Das Werk des Historikers Reinhart Koselleck ist so aktuell wie nie zuvor. Vor hundert Jahren wurde er geboren.

Zum Abschied drückt man ihm zwei Bücher von Karl Marx und Friedrich Engels in die Hand. Drei Jahre russische Kriegsgefangenschaft liegen hinter ihm. Nun steht für Reinhart Koselleck die Umerziehung auf Schloss Göhrde in der Lüneburger Heide an. Und hier trifft der später wohl bedeutendste kommunistische Historiker (Eric Hobsbawm) auf einen der später bedeutendsten deutschen Historiker (Reinhart Koselleck). Hobsbawm war nach dem Krieg in die britische Besatzungszone gereist, um der jungen deutschen Demokratie beizubringen. In seinem autobiografischen Buch „Gefährliche Zeiten“ erinnert er sich an die Begegnung mit Koselleck.

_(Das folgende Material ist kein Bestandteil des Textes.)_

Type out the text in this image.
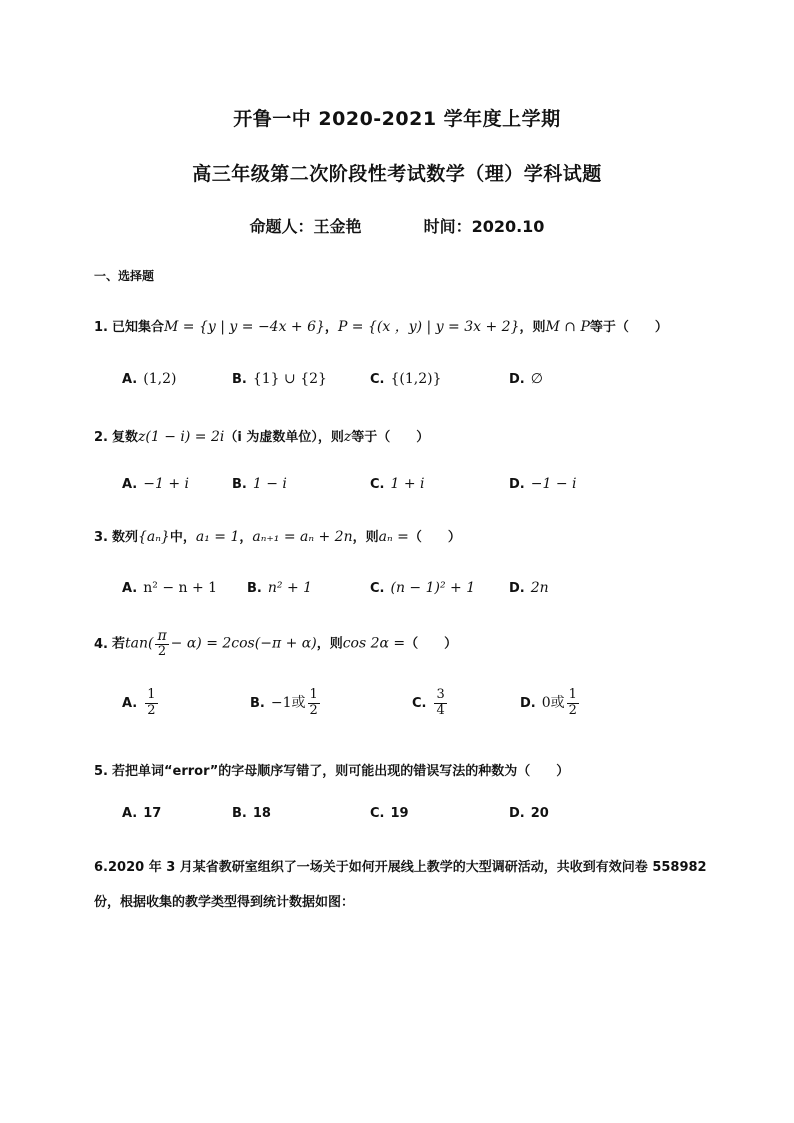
开鲁一中 2020-2021 学年度上学期
高三年级第二次阶段性考试数学（理）学科试题
命题人：王金艳	时间：2020.10
一、选择题
1. 已知集合M = {y | y = −4x + 6}，P = {(x ，y) | y = 3x + 2}，则M ∩ P等于（　　）
A. (1,2)	B. {1} ∪ {2}	C. {(1,2)}	D. ∅
2. 复数z(1 − i) = 2i（i 为虚数单位），则z等于（　　）
A. −1 + i	B. 1 − i	C. 1 + i	D. −1 − i
3. 数列{aₙ}中，a₁ = 1，aₙ₊₁ = aₙ + 2n，则aₙ =（　　）
A. n² − n + 1 B. n² + 1	C. (n − 1)² + 1	D. 2n
4. 若$\tan( \frac{\pi}{2} - \alpha) = 2\cos(-\pi + \alpha)$，则cos 2α =（　　）
A. $\frac{1}{2}$	B. −1或 $\frac{1}{2}$	C. $\frac{3}{4}$	D. 0或 $\frac{1}{2}$
5. 若把单词“error”的字母顺序写错了，则可能出现的错误写法的种数为（　　）
A. 17	B. 18	C. 19	D. 20
6.2020 年 3 月某省教研室组织了一场关于如何开展线上教学的大型调研活动，共收到有效问卷 558982 份，根据收集的教学类型得到统计数据如图：
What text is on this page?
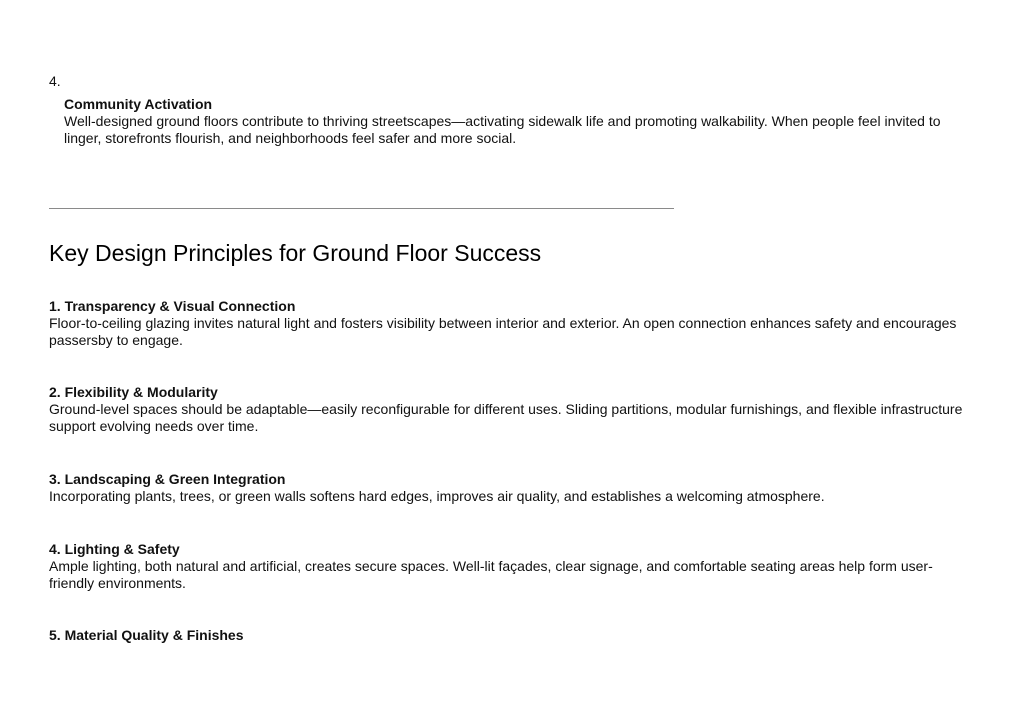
4.
Community Activation
Well-designed ground floors contribute to thriving streetscapes—activating sidewalk life and promoting walkability. When people feel invited to linger, storefronts flourish, and neighborhoods feel safer and more social.
Key Design Principles for Ground Floor Success
1. Transparency & Visual Connection
Floor-to-ceiling glazing invites natural light and fosters visibility between interior and exterior. An open connection enhances safety and encourages passersby to engage.
2. Flexibility & Modularity
Ground-level spaces should be adaptable—easily reconfigurable for different uses. Sliding partitions, modular furnishings, and flexible infrastructure support evolving needs over time.
3. Landscaping & Green Integration
Incorporating plants, trees, or green walls softens hard edges, improves air quality, and establishes a welcoming atmosphere.
4. Lighting & Safety
Ample lighting, both natural and artificial, creates secure spaces. Well-lit façades, clear signage, and comfortable seating areas help form user-friendly environments.
5. Material Quality & Finishes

Schicksal? Wohl kaum. Koselleck hält sich für einen Menschen „ohne Schicksal“. Am Sonntag jährt sich sein Geburtstag zum 100. Mal. Zu diesem Anlass sind drei wichtige Bücher über Kosellecks Werk und Leben (1923-2006) erschienen, die einen idealen Zugang in das Denken des Historikers eröffnen. Allen voran die Biografie „Der Riss in der Zeit“ des in Berkeley lehrenden Stefan-Ludwig Hoffmann. Aber auch Kosellecks Briefwechsel mit dem Philosophen Hans Blumenberg sowie die Textsammlung „Geronnene Lava“ (alle drei bei Suhrkamp erschienen) bieten bislang unbekannte Einblicke in die Gedankenwelt eines Meisterdenkers des Historischen. Die Textsammlung widmet sich Kosellecks Totenkult und Gedenken: wie etwa dem Holocaust-Denkmal oder der Kollwitz-Figur in der Neuen Wache.

Koselleck, der selbst zu Lebzeiten nur zwei Monografien verfasste, war einer der einflussreichsten Historiker der Nachkriegszeit. Bahnbrechende Aufsätze stammen aus seiner Feder. Er ist einer der großen Historiker – aber einer ohne großes Meisterwerk.

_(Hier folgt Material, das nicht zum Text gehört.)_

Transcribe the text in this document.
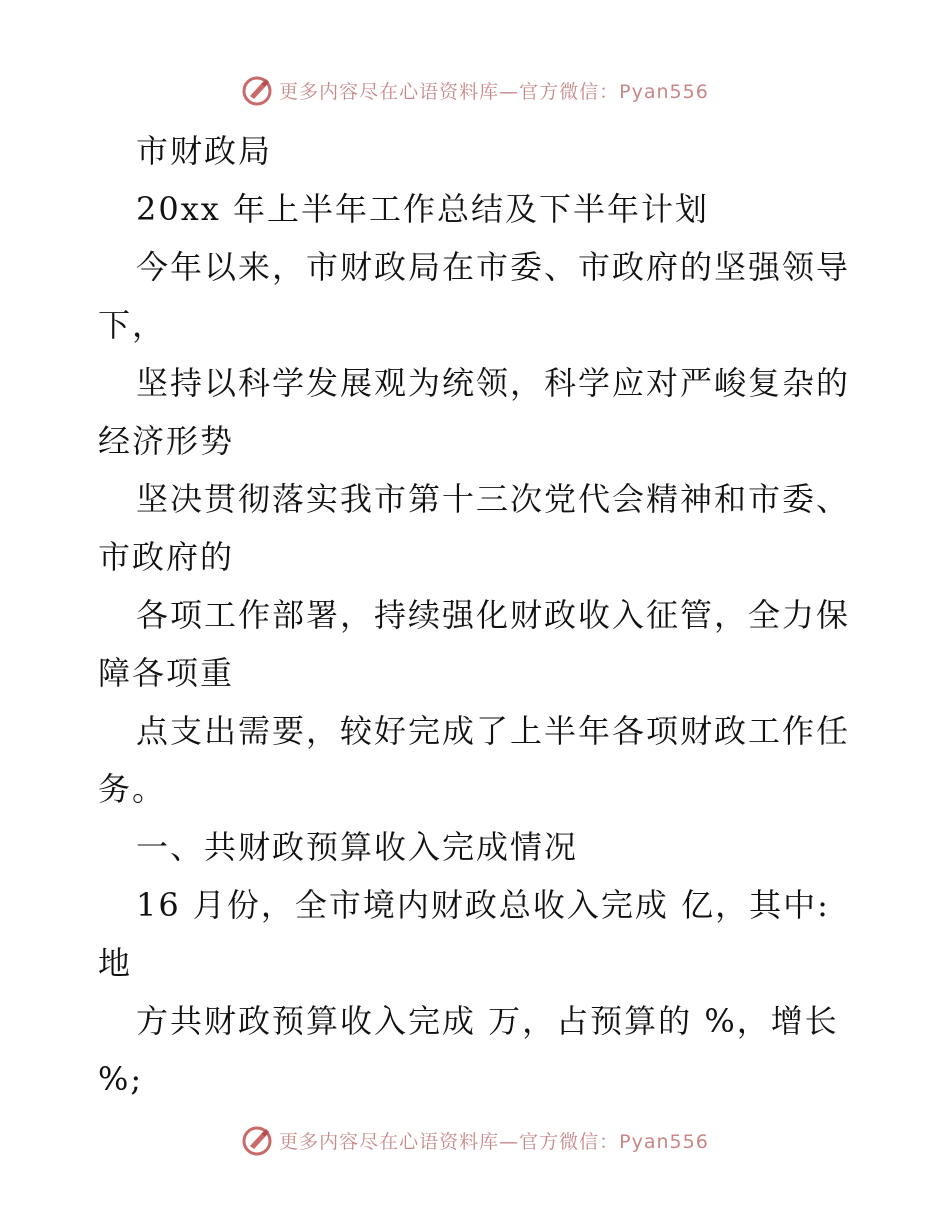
更多内容尽在心语资料库—官方微信：Pyan556
市财政局
20xx 年上半年工作总结及下半年计划
今年以来，市财政局在市委、市政府的坚强领导
下，
坚持以科学发展观为统领，科学应对严峻复杂的
经济形势
坚决贯彻落实我市第十三次党代会精神和市委、
市政府的
各项工作部署，持续强化财政收入征管，全力保
障各项重
点支出需要，较好完成了上半年各项财政工作任
务。
一、共财政预算收入完成情况
16 月份，全市境内财政总收入完成 亿，其中:
地
方共财政预算收入完成 万，占预算的 %，增长
%;
更多内容尽在心语资料库—官方微信：Pyan556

Er studiert Geschichte, Philosophie und Germanistik an den Universitäten Heidelberg, Freiburg und Berlin. Nach dem Zweiten Weltkrieg promoviert er an der Universität Heidelberg über den Begriff des Politischen im 18. Jahrhundert. Später habilitiert er sich an der Universität Heidelberg mit einer Arbeit über den Begriff der Kritik in der deutschen Aufklärung.

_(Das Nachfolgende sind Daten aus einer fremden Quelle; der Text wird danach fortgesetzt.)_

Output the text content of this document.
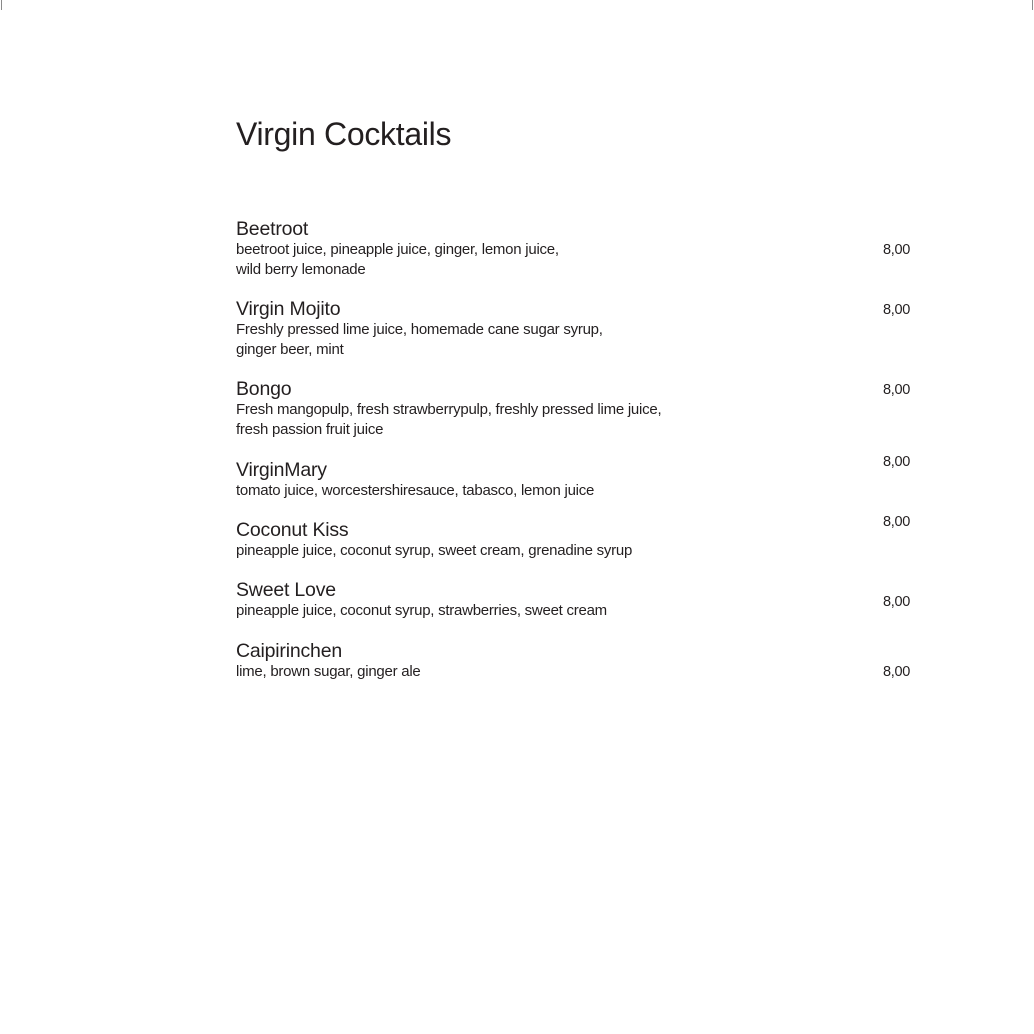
Virgin Cocktails
Beetroot
beetroot juice, pineapple juice, ginger, lemon juice,
wild berry lemonade
8,00
Virgin Mojito
Freshly pressed lime juice, homemade cane sugar syrup,
ginger beer, mint
8,00
Bongo
Fresh mangopulp, fresh strawberrypulp, freshly pressed lime juice,
fresh passion fruit juice
8,00
VirginMary
tomato juice, worcestershiresauce, tabasco, lemon juice
8,00
Coconut Kiss
pineapple juice, coconut syrup, sweet cream, grenadine syrup
8,00
Sweet Love
pineapple juice, coconut syrup, strawberries, sweet cream	8,00
Caipirinchen
lime, brown sugar, ginger ale	8,00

Seine bahnbrechende Arbeit besteht darin, die Bedeutung von Begriffen in ihrem historischen Kontext zu untersuchen. Er zeigt, dass Begriffe nicht statisch sind, sondern sich im Laufe der Zeit verändern, und dass ihre Bedeutung von historischen Umständen, sozialen Strukturen und politischen Ideologien geprägt wird. Dies führt zur Begründung der Begriffsgeschichte als eigenständiger Disziplin. Das Lexikon „Grundbegriffe der Geschichte“ kann als Standardwerk der Begriffsgeschichte, der Wandlungen und Umdeutungen von Begriffen wie Kapitalismus, Gleichheit, Krise, Kritik oder Revolution gelten. Bei der Lektüre verfolgt man die Bewegung der Begriffe durch die Epochen.

Parteipolitisch sieht er sich zunächst bei den Liberalen, Adenauer habe er nicht gewählt, betont er. Später unterstützt er ausdrücklich die Ostpolitik Willy Brandts, unterzeichnet 1972 die „Erklärung zur Ostpolitik“ und ist im Grunde jemand, der den umgekehrten Weg geht wie Thomas Nipperdey oder Wilhelm Hennis, die sukzessive ins konservative Lager wechseln.

Seine politischen Überzeugungen spiegeln sich auch in seinem Werk wider, in dem er sich stets kritisch mit den gesellschaftlichen Machtverhältnissen auseinandersetzt. So bilden die Gegensatzpaare Oben und Unten, Herr und Knecht jene grundlegenden Formen, die für jede Geschichtsschreibung gelten müssen. Seine Ideen hierzu werden unter dem Begriff der Historik zusammengefasst. Ob man bei ihm von einer einheitlichen Theorie sprechen kann, ist nach wie vor eine offene Frage. Sein Biograf Hoffmann bejaht sie.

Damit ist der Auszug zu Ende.